Fantastyczna Lodziarnia! Jedno z niewielu miejsc w całej Warszawie, czynne w pierwszy dzień roku!
Lody przepyszne: jadłam moje ukochane pistacjowe, słony karmel oraz świetne z ricottą i figą. Mhhhhmmm... moi młodsi chłopcy zamówili sorbety: truskawka, malina i kiwi, które bardzo im przypadły do gustu. Dostali tez po babyccino (z mleka sojowego), ja zamówiłam Cafe latte - bardzo dobra!
Przy okazji spacerów w tych okolicach z pewnością będziemy często wpadać.
Warto jeszcze dodać, ze jak na stołeczne ceny - Dolce Lato zaskakuje: 3zl za dużą porcje!
Nic nie zrobiło tu na mnie jakiegoś szczególnego wrażenia. Może poza wystrojem, który nadaje miejscu bardzo wakacyjny, nieco rustykalny klimat. Obsługa nosi plecione kapelutki, jakie niejeden piechur założyłby na przechadzkę po włoskim gaju oliwnym. Lody w chłodniczych kontenerkach są przykryte drewnianymi pokrywami, dostępne smaki przy szybie wypisane są ręcznie na karteczkach. Całe wnętrze pełne jest ciepłego drewna, są też wszędobylskie tablicowe powierzchnie (cała jestem-nowoczesnym-bistrem/kawiarnią/lodziarnią/wybierz-swój-ulubiony-typ-lokalu gastronomia błogosławi farbę tablicową) z wypisanymi dostępnymi miksturami typu kawa. W środku jest nie za wiele miejsca, ale nadrabia to położony w bezpośrednim sąsiedztwie Park Dreszera. Dla tych wyjątkowo leniwych przy ulicy ustawiono dodatkowo bardzo nowoczesne fotele i stoliki wykonane ze śnieżnobiałego tworzywa. Ich kosmiczny design bardzo odbiega od wizerunku lodziarni, który widoczny jest w środku. Trochę nie rozumiem zamysłu. Fasada pawilonu i logo też generalnie odbijają od ciepłego, idyllicznego skojarzenia z późnym latem we Włoszech.

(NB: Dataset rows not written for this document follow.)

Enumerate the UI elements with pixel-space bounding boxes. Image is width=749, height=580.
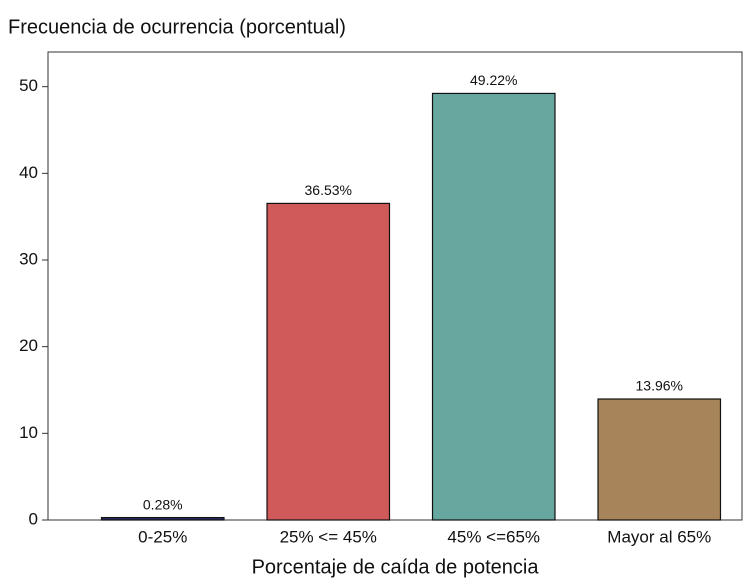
y-tick-label: 50 xyxy=(19,76,38,95)
value-label: 49.22% xyxy=(470,72,517,88)
x-tick-label: 0-25% xyxy=(138,527,187,546)
y-tick-label: 20 xyxy=(19,336,38,355)
x-tick-label: 25% <= 45% xyxy=(280,527,377,546)
x-tick-label: 45% <=65% xyxy=(447,527,540,546)
x-axis-label: Porcentaje de caída de potencia xyxy=(252,556,540,578)
bar xyxy=(266,202,391,521)
plot-frame xyxy=(47,51,743,521)
value-label: 13.96% xyxy=(636,378,683,394)
y-tick-label: 30 xyxy=(19,249,38,268)
bar xyxy=(431,92,556,521)
bar xyxy=(597,398,722,521)
y-tick-label: 10 xyxy=(19,423,38,442)
value-label: 0.28% xyxy=(143,496,183,512)
chart-title: Frecuencia de ocurrencia (porcentual) xyxy=(8,16,346,38)
x-tick-label: Mayor al 65% xyxy=(607,527,711,546)
value-label: 36.53% xyxy=(305,182,352,198)
y-tick-label: 40 xyxy=(19,163,38,182)
y-tick-label: 0 xyxy=(29,509,38,528)
bar xyxy=(100,516,225,521)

Wybór smaków nie jest wyjątkowo szeroki, ale na tyle rozległy, żeby każdy wybrał coś dla siebie. Przeważają lody na bazie produktów mlecznych. Może coś mi umknęło, ale w trakcie dzisiejszego obżarstwa zauważyłam tylko jeden sorbet - z jagód. Ten smak, obok jogurtu z wiśniami (czemu to ZAWSZE są wiśnie???), skusił właśnie B. Ja natomiast wybrałam francuskie ciasteczka czyli Madaleine oraz ricottę z figami. Jedne słodsze od drugich, ale nie można odmówić im mocnej, gęstej, kremowej konsystencji i "prawdziwego" smaku. W niczym nie przypominają kupnej masówki, tyle na plus.

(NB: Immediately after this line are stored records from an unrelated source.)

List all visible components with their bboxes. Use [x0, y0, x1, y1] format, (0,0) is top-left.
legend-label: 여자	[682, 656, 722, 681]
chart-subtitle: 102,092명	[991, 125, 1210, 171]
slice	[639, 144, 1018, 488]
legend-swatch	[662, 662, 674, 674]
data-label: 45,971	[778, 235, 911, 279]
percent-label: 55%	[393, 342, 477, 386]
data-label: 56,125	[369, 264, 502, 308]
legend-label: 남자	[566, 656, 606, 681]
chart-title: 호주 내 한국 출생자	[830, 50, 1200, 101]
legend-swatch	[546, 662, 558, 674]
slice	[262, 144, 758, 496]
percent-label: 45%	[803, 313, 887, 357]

Ogólnie ani mnie tu nie zachwycono, ani nie zniechęcono. Lodziarni z "alternatywnymi smakami" otwiera się teraz jak wysypuje grzybów po deszczu, więc kolejny taki twór nawet mnie już nie zaciekawia. Ot, kolejna lodziarnia, do której można wstąpić "po drodze", jednak bez specjalnych wycieczek.
Bardzo ładna nazwa dla uroczej lodziarni. Lubię Panie w kapeluszach słomkowych, które podają mi pyszne lody. Wystrój bardzo przyjemny, jeśli ktoś chciałby na chwilę spocząć.
Ania Z DzienDobryMokotow.pl
+5
I każda z pewnością jest wyjątkowa, ale jak wiadomo – są równi i równiejsi i lodziarni mokotowskich też to dotyczy. Jakis czas temu pisałam Wam o moim ulubionym „Jednorożcu” przy Narbutta. Jednorożec nadal jest na topie, ale ta lodziarnia, którą dziś chciałam Wam opisać, uplasowała się równie wysoko. Chodzi o Dolce Lato na rogu Ursynowskiej i Puławskiej, zaraz przy Parku Dreszera.
Przyjemne miejsce, piękna prezentacja w witrynie i bardzo miła obsługa :) Lody dobre, choć szału nie ma i przez to uważam, że 3 zł za gałkę to lekka przesada. Chętnie wrócę by spróbować lodów na patyku bo wyglądały jak z obrazka! :)
Fajna miejscówka. Przyjemne wnętrze oraz ogródek. Lody kulkowe w cenie 3zł za kulkę, na patyku po 6zł. Te na patyku wyglądają bardzo atrakcyjnie, ale nie próbowaliśmy, natomiast kulkowe owszem i są bardzo dobre :)
Dolce Lato jest kolejnym moim ulubionym miejscem na starym Mokotowie z lodami :) Dolce Lato oprócz lodów tradycyjnych oferuje lody na patyku. Spróbowałam tylko tych tradycyjnych ale również chętnie się skuszę na te na patyku. Pozatym są też desery typu panna cotta czy tiramisu :) Obsługa super miła a lody super smaczne, aksamitne i co najważniejsze w super smakach. Co warto dodać smaki zmieniają się :) ostatnio miałam okazję skosztować czekoladę z pomarańcza :) mniamiiii
Fajny klimacik i sprzedawcy mają super klimatyczne włoski kapelutki :)
Na samo wspomnienie cieknie mi ślinka :)
Nowo otwarta lodziarnia już zaskarbiła sobie serca mieszkańców Mokotowa. Szeroki wybór smaków i życzliwa obsługa sprawiają, że goście tłumnie odwiedzają lokal. Lody gałkowe są prawdziwie włoskie, mocno kremowe, dla mnie jednak odrobinę przesłodzone. Fajnym pomysłem są te w wersji na patyku, które dodatkowo obłędnie wyglądają. Lokalizacja przy Parku Dreszera i ładny wystrój wnętrza, to dodatkowe atuty Dolce Lato.
Cukiernia tuż przy Parku Dreszera zaskoczyła mnie przemiłą obsługą i niemal rodzinną atmosferą. Do tego bardzo smaczne lody, duży wybór smaków i możliwość zjedzenia ich przy stoliku na zewnątrz, w cieniu drzew. Czego chcieć więcej?